Après Jésus Vidéo (2001) et En panne sèche (2007), Andreas Eschbach nous revient avec un nouveau gros thriller lorgnant vers la science-fiction, couronné en Allemagne par le prix Kurd Laßwitz 2012 (comme les deux romans susnommés, et la moitié des œuvres de l’auteur…).
Au centre de l’intrigue de Maître de la matière, deux personnages, Hiroshi et Charlotte, qui ne vont cesser de se croiser au fil des années. Lui, japonais, est un frêle garçonnet suffisamment doué de ses mains (et de sa tête) pour construire tout ce qu’il veut, et a eu une idée pour rendre riche tout le monde. Elle, française, est la fille d’un ambassadeur pourvue du don de connaître le passé des objets en les touchant. Agés de dix ans, et alors que leur milieu respectif les oppose, ils se rencontrent à l’ambassade de France à Tokyo avant de se perdre de vue… et de se retrouver fortuitement à Boston, sur les campus du MIT et de Harvard. Tandis que Charlotte, étudiante en archéologie, continue d’évoluer dans les hautes sphères, Hiroshi trace son sillon dans la robotique. Ils se perdent à nouveau, mais se retrouvent une nouvelle fois sur une île de l’océan Arctique, au nord de la Sibérie, où vient d’avoir lieu un phénomène inexplicable dans l’état actuel des technologies…
L’idée géniale qu’a eu Hiroshi à l’âge de dix ans, c’est de créer des robots pour effectuer toutes les tâches pénibles. Avec le temps, il a développé son concept et tente de créer des essaims de nanorobots auto-réplicants. Pour devenir, non pas maître de l’univers, mais maître de la matière. Sans succès. Et voilà que sur cette île glacée, Charlotte et une équipe de climatologues ont mis à jour quelque chose qui s’apparente aux travaux d’Hiroshi. Sauf que ce dernier n’y est pour rien… Et que ce quelque chose, d’origine inconnue, se révèle terriblement dangereux.

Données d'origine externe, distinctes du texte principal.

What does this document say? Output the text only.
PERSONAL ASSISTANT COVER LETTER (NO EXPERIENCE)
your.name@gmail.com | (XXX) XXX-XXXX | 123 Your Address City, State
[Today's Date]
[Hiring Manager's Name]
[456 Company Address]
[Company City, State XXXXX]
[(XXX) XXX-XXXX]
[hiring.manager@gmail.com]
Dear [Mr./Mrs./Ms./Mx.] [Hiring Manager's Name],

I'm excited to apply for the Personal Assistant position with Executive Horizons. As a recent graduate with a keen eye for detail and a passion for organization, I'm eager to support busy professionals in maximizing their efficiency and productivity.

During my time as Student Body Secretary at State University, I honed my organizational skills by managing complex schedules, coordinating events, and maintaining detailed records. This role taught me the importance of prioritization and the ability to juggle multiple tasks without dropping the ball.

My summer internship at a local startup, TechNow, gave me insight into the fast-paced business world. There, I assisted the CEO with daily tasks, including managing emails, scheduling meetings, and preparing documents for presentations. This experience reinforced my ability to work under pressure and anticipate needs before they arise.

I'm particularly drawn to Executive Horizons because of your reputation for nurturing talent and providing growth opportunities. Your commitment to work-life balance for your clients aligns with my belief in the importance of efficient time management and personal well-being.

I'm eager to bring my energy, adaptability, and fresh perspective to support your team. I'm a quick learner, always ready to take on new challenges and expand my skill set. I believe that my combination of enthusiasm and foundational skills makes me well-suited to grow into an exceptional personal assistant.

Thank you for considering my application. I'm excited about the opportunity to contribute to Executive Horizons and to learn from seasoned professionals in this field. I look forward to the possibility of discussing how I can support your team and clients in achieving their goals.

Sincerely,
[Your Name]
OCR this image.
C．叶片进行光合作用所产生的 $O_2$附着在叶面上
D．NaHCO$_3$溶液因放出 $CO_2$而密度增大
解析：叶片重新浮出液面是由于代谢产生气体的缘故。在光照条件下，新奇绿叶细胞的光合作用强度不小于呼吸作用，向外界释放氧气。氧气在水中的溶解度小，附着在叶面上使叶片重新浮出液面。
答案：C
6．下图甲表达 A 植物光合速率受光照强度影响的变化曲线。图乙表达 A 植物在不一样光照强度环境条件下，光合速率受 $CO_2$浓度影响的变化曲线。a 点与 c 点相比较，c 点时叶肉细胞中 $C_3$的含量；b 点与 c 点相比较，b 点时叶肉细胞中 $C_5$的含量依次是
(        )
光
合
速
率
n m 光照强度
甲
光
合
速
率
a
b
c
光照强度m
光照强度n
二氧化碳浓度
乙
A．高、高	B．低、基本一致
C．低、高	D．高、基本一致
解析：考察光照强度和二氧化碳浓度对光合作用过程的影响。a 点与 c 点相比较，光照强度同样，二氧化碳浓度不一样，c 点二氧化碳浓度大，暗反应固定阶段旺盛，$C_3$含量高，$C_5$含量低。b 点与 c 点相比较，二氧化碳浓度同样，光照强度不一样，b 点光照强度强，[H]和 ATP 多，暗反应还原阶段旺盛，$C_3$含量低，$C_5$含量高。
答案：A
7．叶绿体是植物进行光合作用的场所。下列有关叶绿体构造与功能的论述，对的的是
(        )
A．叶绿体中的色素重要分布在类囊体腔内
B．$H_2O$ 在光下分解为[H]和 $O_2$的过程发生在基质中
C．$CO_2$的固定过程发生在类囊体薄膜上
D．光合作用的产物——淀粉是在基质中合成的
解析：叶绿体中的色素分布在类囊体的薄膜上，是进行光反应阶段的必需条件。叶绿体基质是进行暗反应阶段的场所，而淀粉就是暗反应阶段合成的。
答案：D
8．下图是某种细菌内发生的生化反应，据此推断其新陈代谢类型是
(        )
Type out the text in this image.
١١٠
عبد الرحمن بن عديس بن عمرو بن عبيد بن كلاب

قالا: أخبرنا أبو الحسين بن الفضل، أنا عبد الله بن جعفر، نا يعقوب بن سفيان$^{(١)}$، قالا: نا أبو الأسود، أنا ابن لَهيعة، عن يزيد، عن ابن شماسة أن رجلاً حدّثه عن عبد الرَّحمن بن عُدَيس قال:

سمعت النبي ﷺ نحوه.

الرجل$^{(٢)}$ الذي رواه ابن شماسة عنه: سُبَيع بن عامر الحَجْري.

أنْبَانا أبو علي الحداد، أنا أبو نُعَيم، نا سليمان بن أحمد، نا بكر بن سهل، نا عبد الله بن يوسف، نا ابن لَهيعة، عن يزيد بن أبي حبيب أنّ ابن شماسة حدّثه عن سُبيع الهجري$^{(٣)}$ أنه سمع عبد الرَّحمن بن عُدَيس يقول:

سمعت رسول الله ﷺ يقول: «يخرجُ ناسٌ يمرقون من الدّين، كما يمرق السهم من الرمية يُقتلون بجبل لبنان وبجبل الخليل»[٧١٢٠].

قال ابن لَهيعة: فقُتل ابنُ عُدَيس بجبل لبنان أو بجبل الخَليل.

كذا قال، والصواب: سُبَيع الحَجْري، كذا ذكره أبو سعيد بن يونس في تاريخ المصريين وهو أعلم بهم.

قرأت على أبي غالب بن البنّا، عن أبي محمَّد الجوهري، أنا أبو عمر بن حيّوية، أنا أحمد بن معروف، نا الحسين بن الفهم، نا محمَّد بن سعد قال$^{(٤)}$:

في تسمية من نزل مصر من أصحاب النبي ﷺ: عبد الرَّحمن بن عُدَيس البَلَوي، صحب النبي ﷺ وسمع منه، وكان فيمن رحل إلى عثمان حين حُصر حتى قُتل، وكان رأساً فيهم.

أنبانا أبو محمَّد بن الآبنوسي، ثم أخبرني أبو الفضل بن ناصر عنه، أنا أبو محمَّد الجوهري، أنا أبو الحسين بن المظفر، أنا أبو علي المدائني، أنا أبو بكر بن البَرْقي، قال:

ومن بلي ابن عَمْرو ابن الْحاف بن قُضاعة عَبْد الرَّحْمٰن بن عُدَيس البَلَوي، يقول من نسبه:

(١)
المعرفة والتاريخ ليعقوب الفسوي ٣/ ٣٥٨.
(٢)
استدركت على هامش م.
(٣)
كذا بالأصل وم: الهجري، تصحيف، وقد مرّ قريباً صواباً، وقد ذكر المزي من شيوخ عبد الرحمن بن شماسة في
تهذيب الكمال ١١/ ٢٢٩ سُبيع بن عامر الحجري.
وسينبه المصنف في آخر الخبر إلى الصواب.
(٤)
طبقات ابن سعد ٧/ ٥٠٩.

L’histoire se déroulant sur une vingtaine d’années et plusieurs continents, la pose des jalons occupe tout de même les deux premiers tiers du récit, et il faut donc attendre le dernier pour que le roman décolle enfin. Néanmoins, les lecteurs s’attendant à être propulsé dans la stratosphère en seront pour leur frais. Comme avec ses précédents thrillers, Andreas Eschbach garde les pieds sur Terre et ne se focalise pas sur les thèmes proprement science-fictifs ou prospectifs (le voyage dans le temps pour Jésus Vidéo, l’après-pétrole pour En panne sèche). On peut en éprouver quelques regrets, car les perspectives entrouvertes sur l’avenir, la vie dans l’univers et la lointaine préhistoire humaine sont des plus passionnantes, et auraient sûrement mérité de plus amples développements. Au lieu de quoi, notre auteur a choisi de centrer son roman sur les personnages — surtout Hiroshi, délaissant quelque peu Charlotte et son étonnant don. Et là où les protagonistes de textes comme Jésus Vidéo ou Le Dernier de son espèce manquaient parfois d’un soupçon de naturel, ceux de Maître de la matière sonnent juste. De telle sorte que les chassés-croisés amoureux, prépondérants dans la première partie du roman, parviennent à ne pas lasser. Sans omettre des pistes de réflexion sur la richesse, les (in)égalités et les atavismes humains. Jamais plombant malgré son pessimisme certain, Maître de la matière se dévore d’une traite. Bref, une lecture hautement recommandable.